La facciata impeccabile dell’inazione
Il video di Francesco Boz, psicologo molto seguito sui social, mette in luce un fenomeno sorprendentemente diffuso: scegliere di non fare nulla per conservare un’apparenza di controllo totale.Chi si rifugia nell’inerzia appare irreprensibile, proprio perché non corre mai il rischio di fallire. «È semplice sembrare perfetti quando non ci si espone», ricorda lo psicologo. L’assenza di azione funziona come uno scudo: protegge l’immagine ideale di sé e impedisce che gli altri possano criticare o valutare errori inesistenti.
Difesa dell’autostima e self-handicapping
Questo atteggiamento, in psicologia, viene identificato come self-handicapping. In pratica,l’individuo crea ostacoli o, più spesso, sceglie l’immobilità per sottrarsi in anticipo al giudizio altrui. Se l’obiettivo non è vincere, bensì evitare la sconfitta, ogni rischio diventa insopportabile. La persona resta ferma, convinta di proteggere il proprio valore, ma finisce per rinunciare a qualunque forma di crescita.
Quando l’identità si cristallizza nella paura
Dietro il rifiuto di agire si nasconde la paura di vedere incrinata la propria identità. Chi teme il passo falso preferisce non misurarsi mai con la realtà e resta intrappolato in una perfezione apparente, priva però di risultati concreti. Boz definisce questa strategia «una gabbia dorata»: rassicurante all’esterno, paralizzante all’interno.
Il confronto tra mentalità fissa e mentalità di crescita
La riflessione dello psicologo italiano trova un legame diretto con la distinzione tra mentalità fissa e mentalità di crescita teorizzata da Carol Dweck. Chi abbraccia una visione statica delle proprie capacità evita sistematicamente le sfide per timore di sentirsi inadeguato. Al contrario, chi adotta un approccio evolutivo interpreta l’errore come una tappa inevitabile del percorso di apprendimento e trae energia dai tentativi.

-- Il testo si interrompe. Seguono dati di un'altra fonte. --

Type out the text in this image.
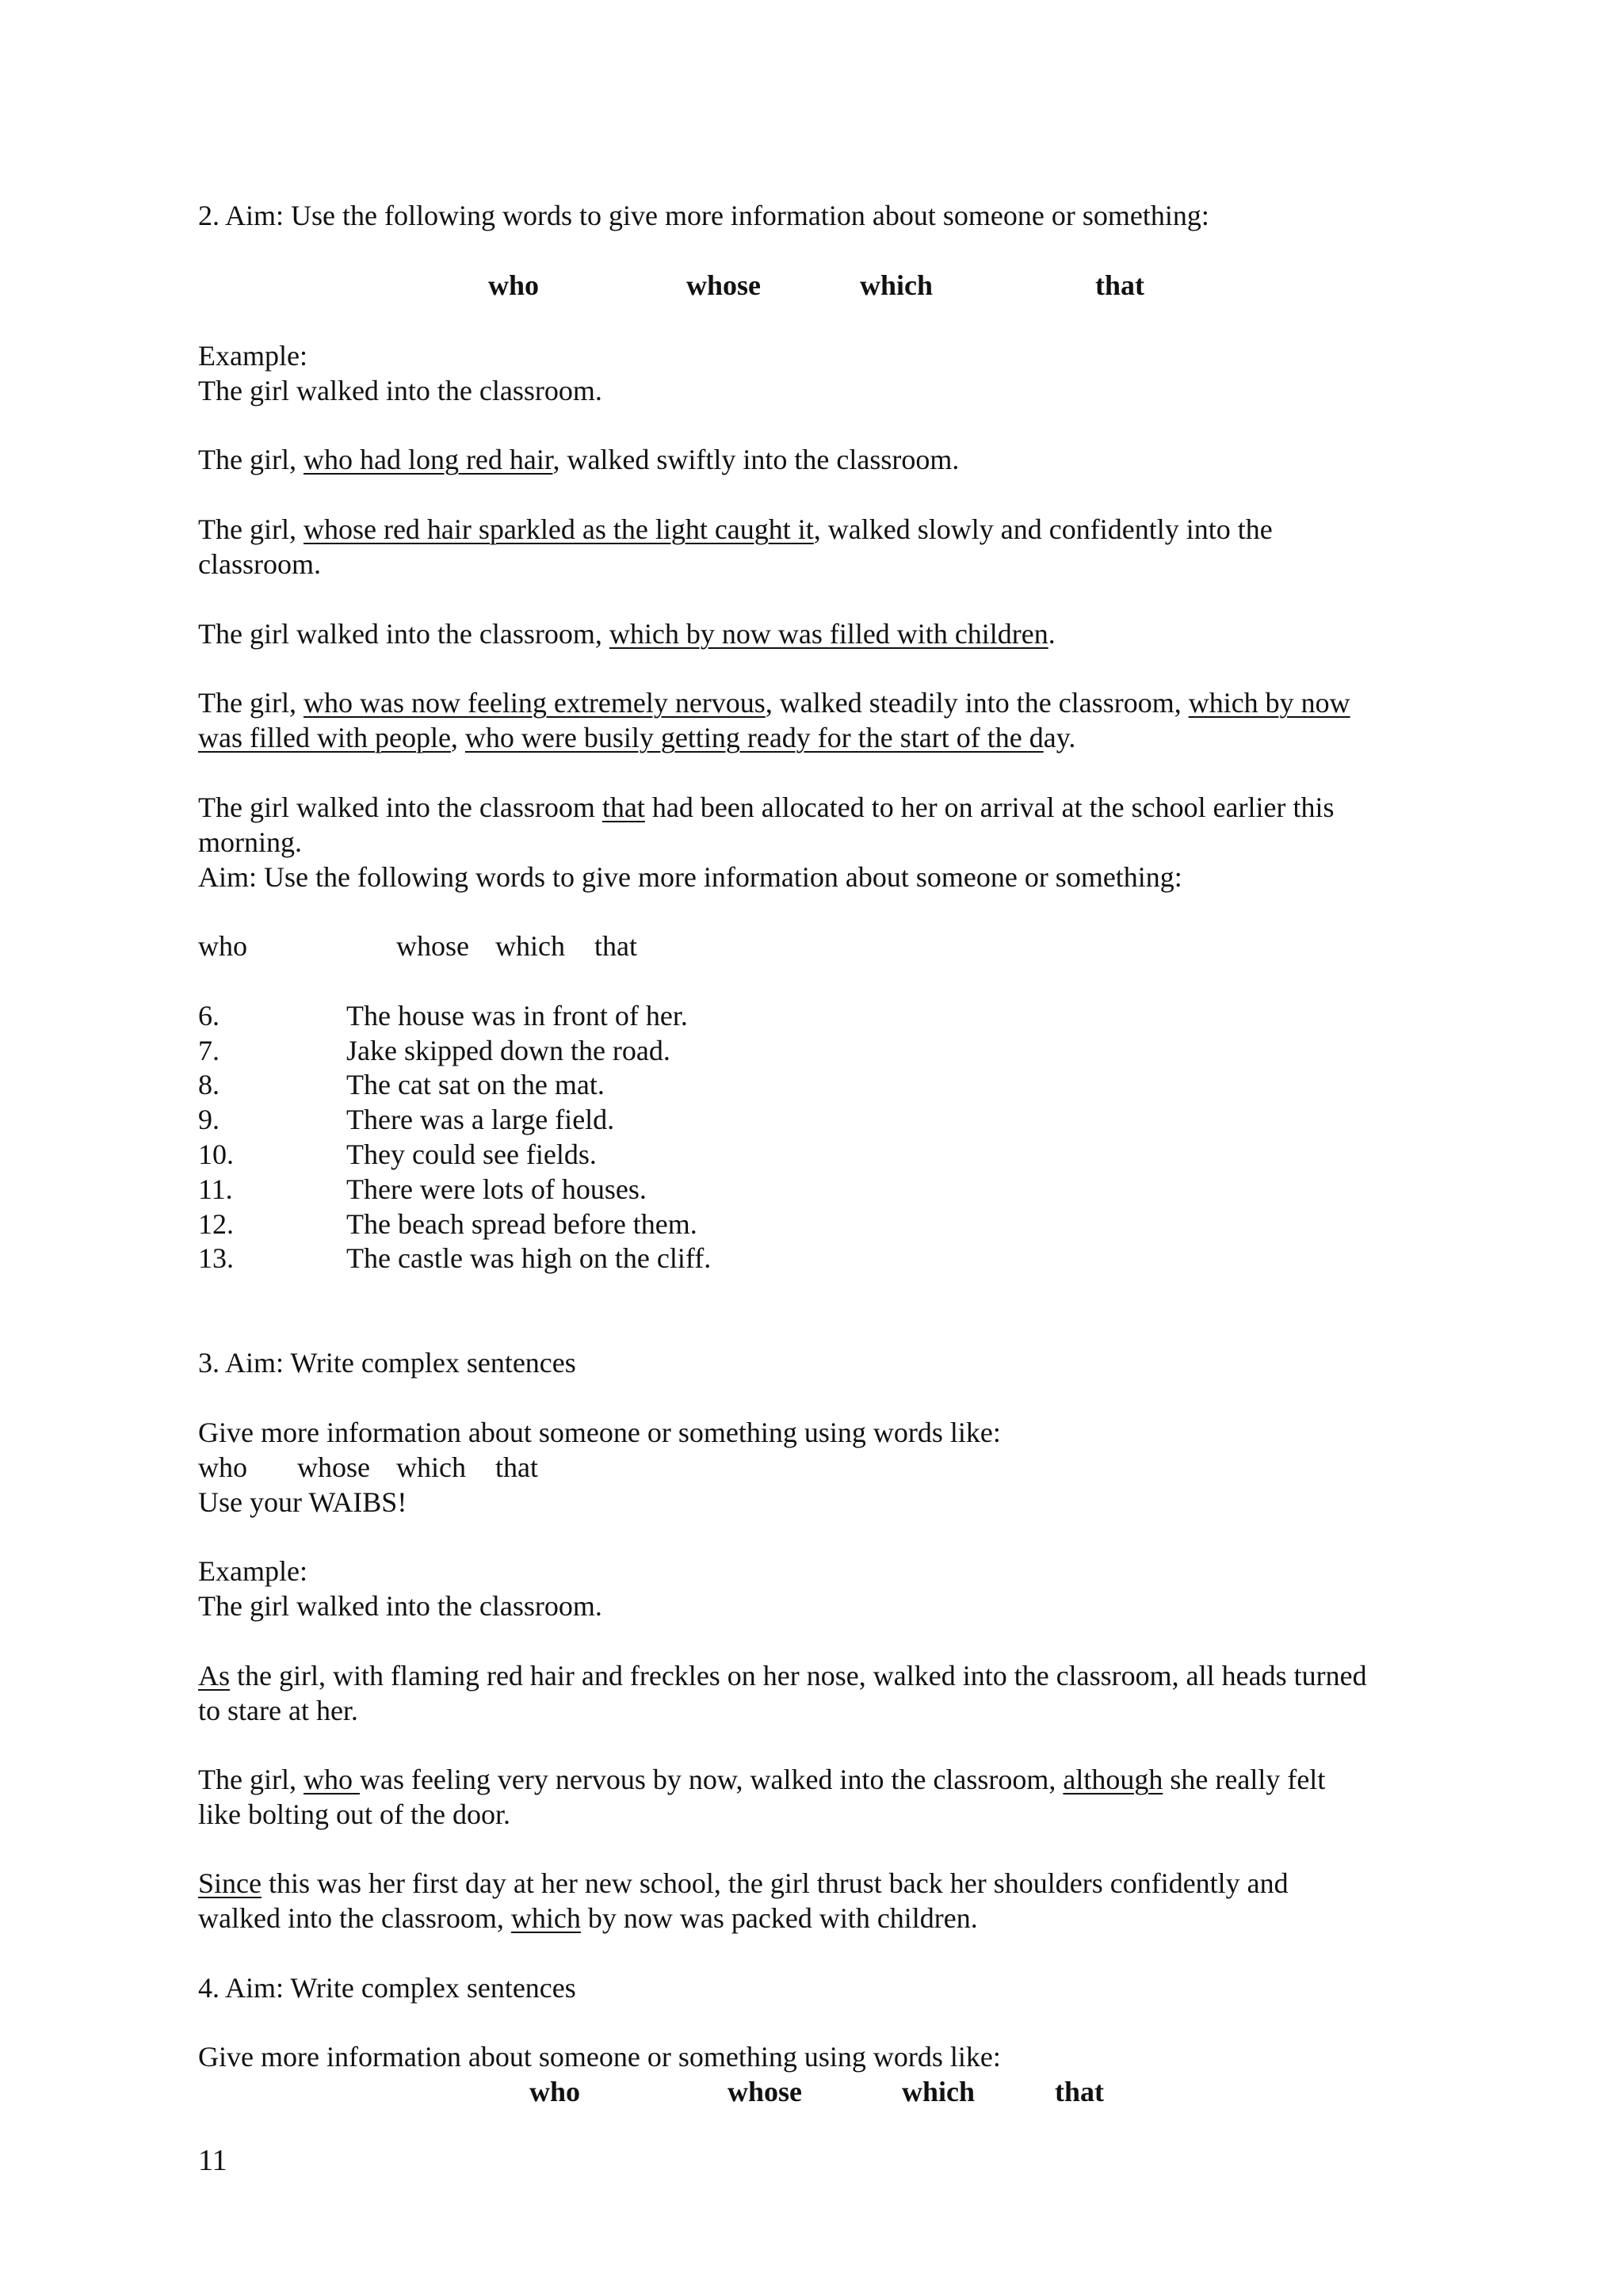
2. Aim: Use the following words to give more information about someone or something:

who	whose	which	that

Example:

The girl walked into the classroom.

The girl, who had long red hair, walked swiftly into the classroom.

The girl, whose red hair sparkled as the light caught it, walked slowly and confidently into the

classroom.

The girl walked into the classroom, which by now was filled with children.

The girl, who was now feeling extremely nervous, walked steadily into the classroom, which by now

was filled with people, who were busily getting ready for the start of the day.

The girl walked into the classroom that had been allocated to her on arrival at the school earlier this

morning.

Aim: Use the following words to give more information about someone or something:

who	whose which that
6.	The house was in front of her.
7.	Jake skipped down the road.
8.	The cat sat on the mat.
9.	There was a large field.
10.	They could see fields.
11.	There were lots of houses.
12.	The beach spread before them.
13.	The castle was high on the cliff.

3. Aim: Write complex sentences

Give more information about someone or something using words like:

who whose which that

Use your WAIBS!

Example:

The girl walked into the classroom.

As the girl, with flaming red hair and freckles on her nose, walked into the classroom, all heads turned

to stare at her.

The girl, who was feeling very nervous by now, walked into the classroom, although she really felt

like bolting out of the door.

Since this was her first day at her new school, the girl thrust back her shoulders confidently and

walked into the classroom, which by now was packed with children.

4. Aim: Write complex sentences

Give more information about someone or something using words like:

who	whose	which	that
11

Il coraggio di tentare e di imparare
Francesco Boz confessa di nutrire più rispetto per chi, con il volto segnato dalla fatica, mostra la soddisfazione di aver provato cento volte prima di riuscire, rispetto a chi osserva dall’esterno pronto a giudicare. Accettare la possibilità di sbagliare significa riconoscere la propria umanità e conquistare un’autenticità che l’inazione non potrà mai offrire.